Photodynamic therapy has possible applications in the treatment of colorectal carcinoma. The photosensitizer haematoporphyrin derivative (HpD) is selectively retained by tumours. Agents which block p-glycoprotein, an export protein expressed to increased levels in a high proportion of colorectal carcinomas, may modulate photodynamic therapy by reducing HpD efflux from cells. Multicellular spheroids derived from the colorectal cell lines HRT18 and HT29 were incubated for 24 h with 1 microgram ml-1 HpD and 0, 1, 2 and 4 microM verapamil. Bioactivity demonstrated a dose-dependent potentiation of HpD-photodynamic therapy growth retardation.
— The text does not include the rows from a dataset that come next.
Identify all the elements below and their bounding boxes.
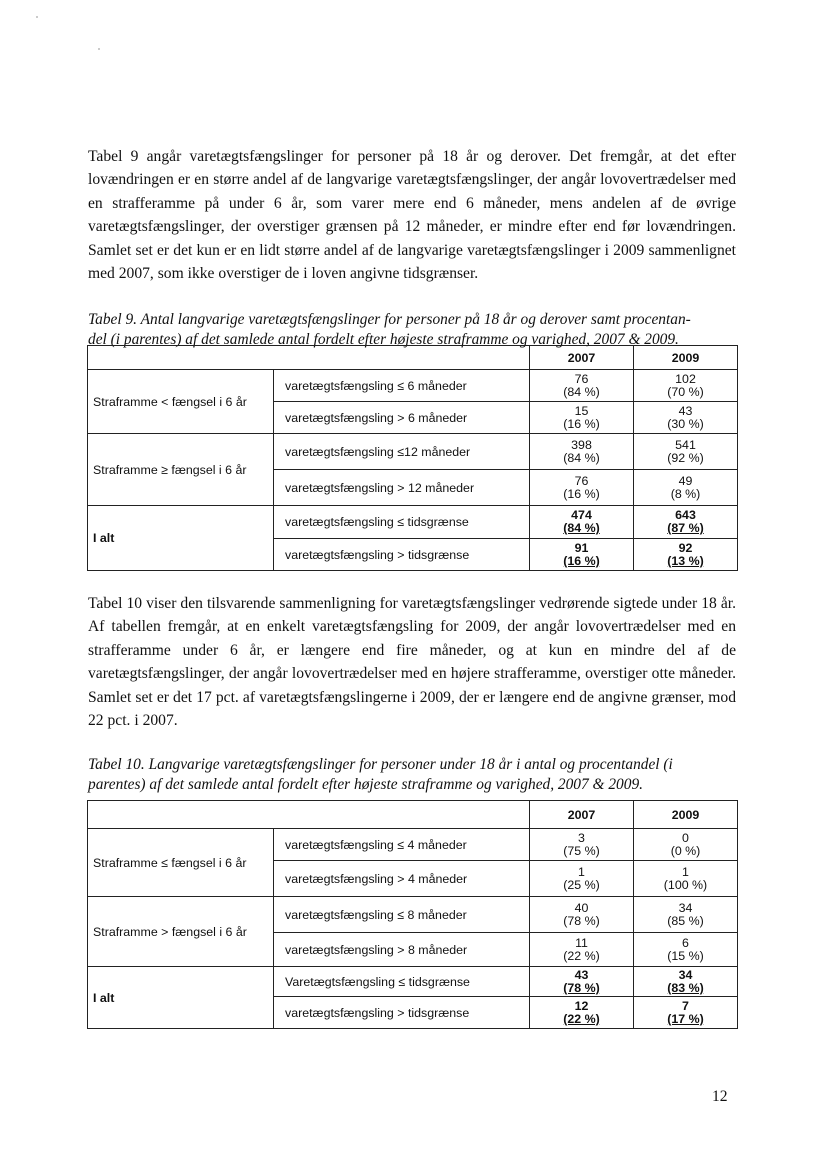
cell-2009 (634, 434, 738, 470)
percent: (92 %) (667, 450, 704, 465)
group-label: Straframme < fængsel i 6 år (88, 370, 274, 434)
header-2009: 2009 (634, 346, 738, 370)
percent: (100 %) (663, 877, 708, 892)
count: 76 (574, 371, 589, 386)
table9-caption (88, 310, 738, 350)
row-label: varetægtsfængsling > 6 måneder (274, 402, 530, 434)
header-2007: 2007 (530, 346, 634, 370)
table-row (88, 370, 738, 402)
table-row (88, 829, 738, 861)
count: 6 (682, 935, 689, 950)
count: 643 (675, 508, 696, 522)
percent: (17 %) (667, 1011, 704, 1026)
percent: (8 %) (670, 486, 701, 501)
scan-speck (36, 16, 38, 18)
cell-2007 (530, 402, 634, 434)
percent: (84 %) (563, 384, 600, 399)
cell-2007 (530, 997, 634, 1029)
cell-2007 (530, 470, 634, 506)
count: 474 (571, 508, 592, 522)
cell-2009 (634, 470, 738, 506)
cell-2009 (634, 829, 738, 861)
percent: (85 %) (667, 913, 704, 928)
percent: (78 %) (563, 980, 600, 995)
table10 (87, 800, 738, 1029)
row-label: varetægtsfængsling ≤ 6 måneder (274, 370, 530, 402)
percent: (25 %) (563, 877, 600, 892)
row-label: varetægtsfængsling > tidsgrænse (274, 997, 530, 1029)
table9 (87, 345, 738, 571)
row-label: varetægtsfængsling > 8 måneder (274, 933, 530, 967)
row-label: varetægtsfængsling > 12 måneder (274, 470, 530, 506)
cell-2009 (634, 370, 738, 402)
group-label: Straframme > fængsel i 6 år (88, 897, 274, 967)
cell-2007 (530, 829, 634, 861)
count: 11 (575, 935, 588, 950)
header-empty-cell (88, 801, 530, 829)
row-label: Varetægtsfængsling ≤ tidsgrænse (274, 967, 530, 997)
count: 49 (678, 473, 693, 488)
header-2009: 2009 (634, 801, 738, 829)
cell-2009 (634, 402, 738, 434)
table10-caption-line2: parentes) af det samlede antal fordelt efter højeste straframme og varighed, 2007 & 2009. (88, 776, 643, 793)
count: 541 (675, 437, 696, 452)
paragraph-table9-intro: Tabel 9 angår varetægtsfængslinger for personer på 18 år og derover. Det fremgår, at det efter lovændringen er en større andel af de langvarige varetægtsfængslinger, der angår lovovertrædelser med en strafferamme på under 6 år, som varer mere end 6 måneder, mens andelen af de øvrige varetægtsfængslinger, der overstiger grænsen på 12 måneder, er mindre efter end før lovændringen. Samlet set er det kun er en lidt større andel af de langvarige varetægtsfængslinger i 2009 sammenlignet med 2007, som ikke overstiger de i loven angivne tidsgrænser. (88, 148, 736, 283)
count: 92 (678, 540, 693, 555)
header-2007: 2007 (530, 801, 634, 829)
count: 102 (675, 371, 696, 386)
count: 91 (574, 540, 589, 555)
percent: (22 %) (563, 948, 600, 963)
percent: (22 %) (563, 1011, 600, 1026)
table-row (88, 967, 738, 997)
cell-2007 (530, 434, 634, 470)
percent: (16 %) (563, 553, 600, 568)
count: 15 (574, 403, 589, 418)
table10-caption (88, 755, 738, 795)
row-label: varetægtsfængsling ≤ tidsgrænse (274, 506, 530, 539)
cell-2009 (634, 861, 738, 897)
count: 40 (574, 900, 589, 915)
group-label: Straframme ≥ fængsel i 6 år (88, 434, 274, 506)
cell-2009 (634, 539, 738, 571)
table-row (88, 506, 738, 539)
table9-caption-line1: Tabel 9. Antal langvarige varetægtsfængslinger for personer på 18 år og derover samt procentan- (88, 311, 691, 328)
cell-2007 (530, 933, 634, 967)
percent: (70 %) (667, 384, 704, 399)
percent: (84 %) (563, 450, 600, 465)
cell-2009 (634, 967, 738, 997)
cell-2009 (634, 897, 738, 933)
table9-caption-line2: del (i parentes) af det samlede antal fordelt efter højeste straframme og varighed, 2007 & 2009. (88, 331, 679, 348)
count: 12 (574, 998, 589, 1013)
header-empty-cell (88, 346, 530, 370)
percent: (15 %) (667, 948, 704, 963)
count: 34 (678, 967, 693, 982)
count: 398 (571, 437, 592, 452)
percent: (83 %) (667, 980, 704, 995)
count: 76 (574, 473, 589, 488)
cell-2007 (530, 861, 634, 897)
table-header-row (88, 801, 738, 829)
group-label: Straframme ≤ fængsel i 6 år (88, 829, 274, 897)
cell-2007 (530, 539, 634, 571)
count: 1 (682, 864, 689, 879)
cell-2009 (634, 506, 738, 539)
count: 7 (682, 998, 689, 1013)
percent: (13 %) (667, 553, 704, 568)
row-label: varetægtsfængsling > tidsgrænse (274, 539, 530, 571)
count: 0 (682, 830, 689, 845)
cell-2009 (634, 997, 738, 1029)
row-label: varetægtsfængsling ≤ 8 måneder (274, 897, 530, 933)
count: 34 (678, 900, 693, 915)
table-header-row (88, 346, 738, 370)
cell-2007 (530, 967, 634, 997)
percent: (75 %) (563, 843, 600, 858)
cell-2009 (634, 933, 738, 967)
percent: (78 %) (563, 913, 600, 928)
group-label: I alt (88, 967, 274, 1029)
count: 3 (578, 830, 585, 845)
count: 43 (678, 403, 693, 418)
percent: (30 %) (667, 416, 704, 431)
table10-caption-line1: Tabel 10. Langvarige varetægtsfængslinger for personer under 18 år i antal og procentandel (i (88, 756, 673, 773)
row-label: varetægtsfængsling ≤12 måneder (274, 434, 530, 470)
group-label: I alt (88, 506, 274, 571)
row-label: varetægtsfængsling > 4 måneder (274, 861, 530, 897)
percent: (87 %) (667, 521, 704, 535)
scan-speck (98, 48, 100, 50)
count: 1 (578, 864, 585, 879)
percent: (0 %) (670, 843, 701, 858)
cell-2007 (530, 897, 634, 933)
cell-2007 (530, 506, 634, 539)
table-row (88, 434, 738, 470)
page-number: 12 (712, 1088, 728, 1105)
row-label: varetægtsfængsling ≤ 4 måneder (274, 829, 530, 861)
paragraph-table10-intro: Tabel 10 viser den tilsvarende sammenligning for varetægtsfængslinger vedrørende sigtede under 18 år. Af tabellen fremgår, at en enkelt varetægtsfængsling for 2009, der angår lovovertrædelser med en strafferamme under 6 år, er længere end fire måneder, og at kun en mindre del af de varetægtsfængslinger, der angår lovovertrædelser med en højere strafferamme, overstiger otte måneder. Samlet set er det 17 pct. af varetægtsfængslingerne i 2009, der er længere end de angivne grænser, mod 22 pct. i 2007. (88, 595, 736, 730)
percent: (84 %) (563, 521, 600, 535)
cell-2007 (530, 370, 634, 402)
count: 43 (574, 967, 589, 982)
percent: (16 %) (563, 416, 600, 431)
percent: (16 %) (563, 486, 600, 501)
table-row (88, 897, 738, 933)
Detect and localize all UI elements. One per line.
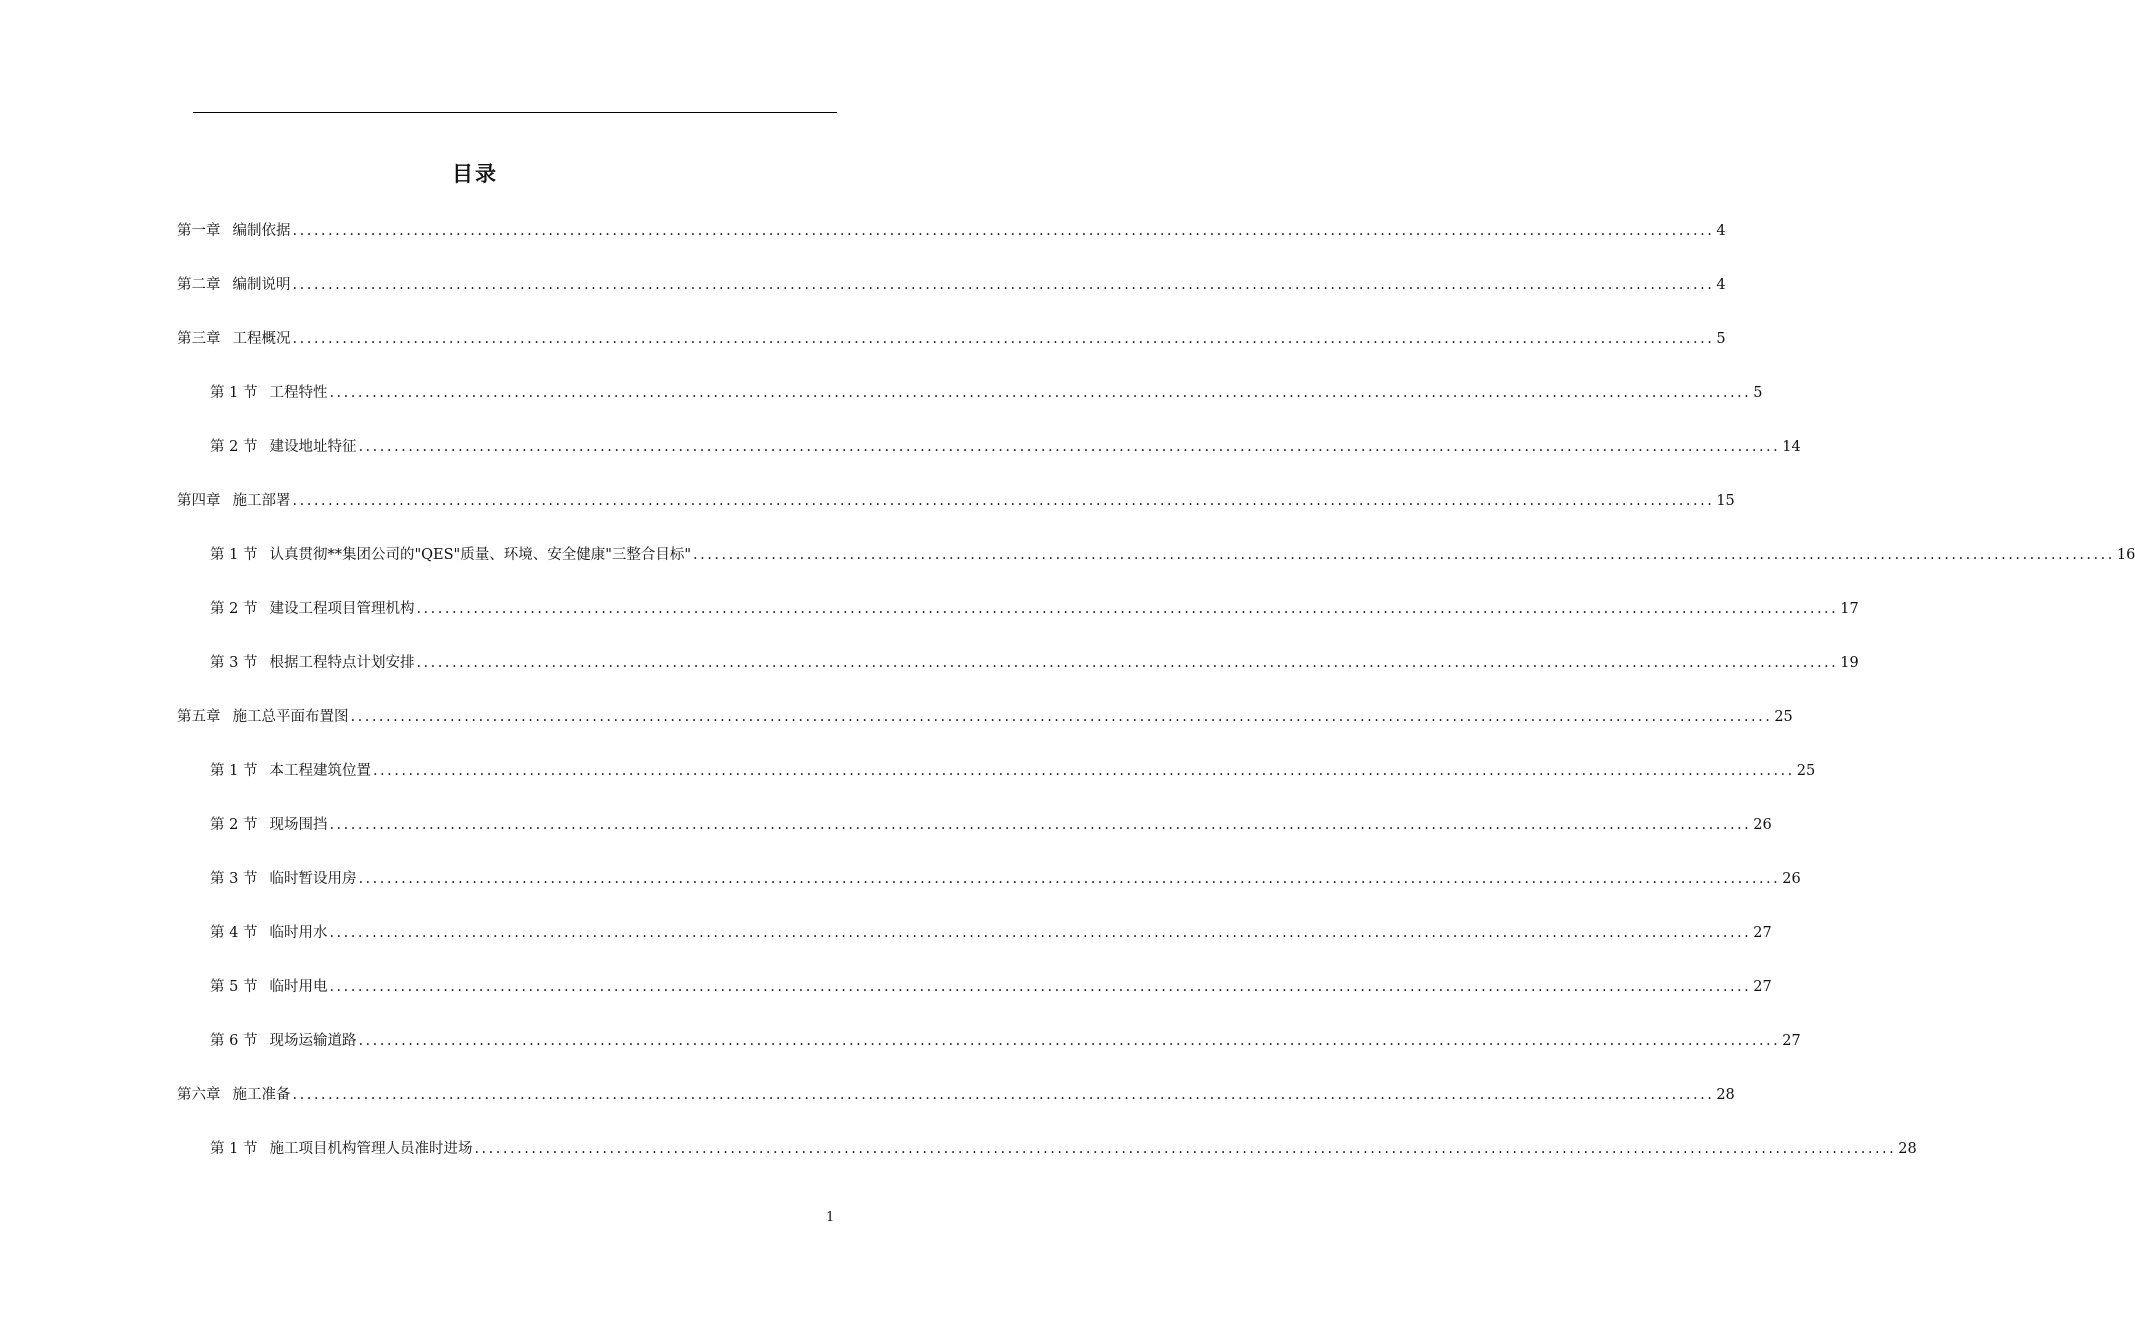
toc-entry-text: 建设工程项目管理机构 [269, 601, 415, 617]
toc-entry-number: 第 1 节 [210, 385, 258, 401]
toc-entry-number: 第五章 [177, 709, 221, 725]
toc-entry-label [210, 381, 327, 402]
toc-entry-number: 第 2 节 [210, 439, 258, 455]
toc-section-entry[interactable] [210, 975, 1772, 999]
toc-entry-label [210, 651, 414, 672]
toc-chapter-entry[interactable] [177, 1083, 1735, 1107]
toc-section-entry[interactable] [210, 759, 1816, 783]
toc-dot-leader: ........................................................................................................................................................................................................ [329, 925, 1752, 941]
toc-entry-text: 施工准备 [232, 1087, 291, 1103]
toc-entry-page: 14 [1782, 439, 1801, 455]
toc-entry-text: 临时用电 [269, 979, 328, 995]
toc-entry-page: 26 [1753, 817, 1772, 833]
toc-entry-label [210, 867, 356, 888]
toc-entry-page: 19 [1840, 655, 1859, 671]
toc-dot-leader: ........................................................................................................................................................................................................ [329, 817, 1752, 833]
toc-dot-leader: ........................................................................................................................................................................................................ [693, 547, 2115, 563]
toc-section-entry[interactable] [210, 435, 1801, 459]
toc-section-entry[interactable] [210, 381, 1763, 405]
toc-entry-page: 27 [1782, 1033, 1801, 1049]
toc-entry-text: 建设地址特征 [269, 439, 357, 455]
toc-entry-text: 现场围挡 [269, 817, 328, 833]
toc-entry-label [177, 219, 291, 240]
toc-entry-label [210, 1137, 472, 1158]
toc-entry-number: 第一章 [177, 223, 221, 239]
toc-dot-leader: ........................................................................................................................................................................................................ [350, 709, 1773, 725]
toc-entry-page: 17 [1840, 601, 1859, 617]
toc-entry-page: 28 [1898, 1141, 1917, 1157]
toc-section-entry[interactable] [210, 597, 1859, 621]
toc-entry-number: 第 1 节 [210, 547, 258, 563]
toc-entry-page: 16 [2116, 547, 2135, 563]
toc-entry-label [210, 975, 327, 996]
toc-section-entry[interactable] [210, 1137, 1917, 1161]
toc-entry-label [177, 705, 349, 726]
toc-entry-text: 临时暂设用房 [269, 871, 357, 887]
toc-dot-leader: ........................................................................................................................................................................................................ [358, 1033, 1781, 1049]
toc-entry-label [177, 1083, 291, 1104]
toc-entry-label [210, 921, 327, 942]
toc-entry-number: 第 3 节 [210, 871, 258, 887]
toc-chapter-entry[interactable] [177, 705, 1793, 729]
toc-chapter-entry[interactable] [177, 273, 1726, 297]
toc-entry-page: 4 [1716, 223, 1726, 239]
toc-entry-label [210, 435, 356, 456]
toc-dot-leader: ........................................................................................................................................................................................................ [292, 1087, 1715, 1103]
toc-entry-text: 施工部署 [232, 493, 291, 509]
toc-entry-text: 施工项目机构管理人员准时进场 [269, 1141, 473, 1157]
toc-section-entry[interactable] [210, 867, 1801, 891]
toc-chapter-entry[interactable] [177, 219, 1726, 243]
toc-entry-page: 5 [1753, 385, 1763, 401]
toc-entry-text: 现场运输道路 [269, 1033, 357, 1049]
toc-entry-page: 15 [1716, 493, 1735, 509]
toc-dot-leader: ........................................................................................................................................................................................................ [292, 277, 1715, 293]
toc-dot-leader: ........................................................................................................................................................................................................ [292, 493, 1715, 509]
toc-entry-label [210, 759, 371, 780]
toc-entry-page: 27 [1753, 925, 1772, 941]
toc-entry-number: 第 3 节 [210, 655, 258, 671]
toc-chapter-entry[interactable] [177, 489, 1735, 513]
toc-entry-label [177, 489, 291, 510]
toc-entry-number: 第 2 节 [210, 601, 258, 617]
toc-section-entry[interactable] [210, 543, 2135, 567]
toc-entry-label [210, 597, 414, 618]
toc-dot-leader: ........................................................................................................................................................................................................ [372, 763, 1795, 779]
toc-section-entry[interactable] [210, 651, 1859, 675]
toc-entry-text: 工程特性 [269, 385, 328, 401]
toc-entry-number: 第六章 [177, 1087, 221, 1103]
toc-entry-text: 根据工程特点计划安排 [269, 655, 415, 671]
toc-dot-leader: ........................................................................................................................................................................................................ [292, 331, 1715, 347]
toc-entry-label [210, 813, 327, 834]
toc-entry-number: 第 1 节 [210, 1141, 258, 1157]
toc-entry-label [177, 273, 291, 294]
toc-title: 目录 [452, 162, 498, 186]
toc-dot-leader: ........................................................................................................................................................................................................ [474, 1141, 1897, 1157]
toc-section-entry[interactable] [210, 813, 1772, 837]
toc-entry-number: 第三章 [177, 331, 221, 347]
toc-entry-text: 本工程建筑位置 [269, 763, 371, 779]
toc-dot-leader: ........................................................................................................................................................................................................ [416, 655, 1839, 671]
toc-entry-number: 第四章 [177, 493, 221, 509]
toc-dot-leader: ........................................................................................................................................................................................................ [358, 439, 1781, 455]
toc-entry-number: 第二章 [177, 277, 221, 293]
toc-dot-leader: ........................................................................................................................................................................................................ [292, 223, 1715, 239]
toc-dot-leader: ........................................................................................................................................................................................................ [416, 601, 1839, 617]
toc-entry-number: 第 2 节 [210, 817, 258, 833]
toc-entry-text: 施工总平面布置图 [232, 709, 349, 725]
toc-entry-text: 编制依据 [232, 223, 291, 239]
toc-chapter-entry[interactable] [177, 327, 1726, 351]
toc-entry-number: 第 1 节 [210, 763, 258, 779]
toc-entry-page: 26 [1782, 871, 1801, 887]
toc-entry-page: 28 [1716, 1087, 1735, 1103]
toc-entry-page: 25 [1774, 709, 1793, 725]
toc-dot-leader: ........................................................................................................................................................................................................ [329, 979, 1752, 995]
toc-entry-text: 临时用水 [269, 925, 328, 941]
toc-section-entry[interactable] [210, 1029, 1801, 1053]
toc-entry-text: 工程概况 [232, 331, 291, 347]
toc-entry-page: 27 [1753, 979, 1772, 995]
toc-entry-text: 认真贯彻**集团公司的"QES"质量、环境、安全健康"三整合目标" [269, 547, 692, 563]
toc-entry-number: 第 6 节 [210, 1033, 258, 1049]
toc-entry-page: 5 [1716, 331, 1726, 347]
toc-entry-text: 编制说明 [232, 277, 291, 293]
toc-entry-page: 4 [1716, 277, 1726, 293]
toc-entry-label [210, 1029, 356, 1050]
toc-dot-leader: ........................................................................................................................................................................................................ [329, 385, 1752, 401]
toc-dot-leader: ........................................................................................................................................................................................................ [358, 871, 1781, 887]
toc-entry-number: 第 4 节 [210, 925, 258, 941]
toc-entry-number: 第 5 节 [210, 979, 258, 995]
toc-entry-label [177, 327, 291, 348]
toc-entry-page: 25 [1796, 763, 1816, 779]
page-number: 1 [826, 1210, 835, 1225]
toc-entry-label [210, 543, 691, 564]
toc-section-entry[interactable] [210, 921, 1772, 945]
Clonogenic survival of cells disaggregated from spheroids treated with HpD-photodynamic therapy was reduced when spheroids were coincubated with verapamil. The mean(s.e.m.) efflux of HpD from spheroids into fresh medium assessed by fluorimetry was greater in spheroids treated with HpD alone (93.2(18.8) arbitrary units ml-1) than in those treated with verapamil (18.1(2.8) arbitrary units ml-1), P = 0.003. Flow cytometry demonstrated increased HpD fluorescence in cells derived from spheroids coincubated with verapamil over a range of HpD incubation concentrations. Verapamil can potentiate the bioactivity of HpD-photodynamic therapy and HpD may be a substrate for p-glycoprotein.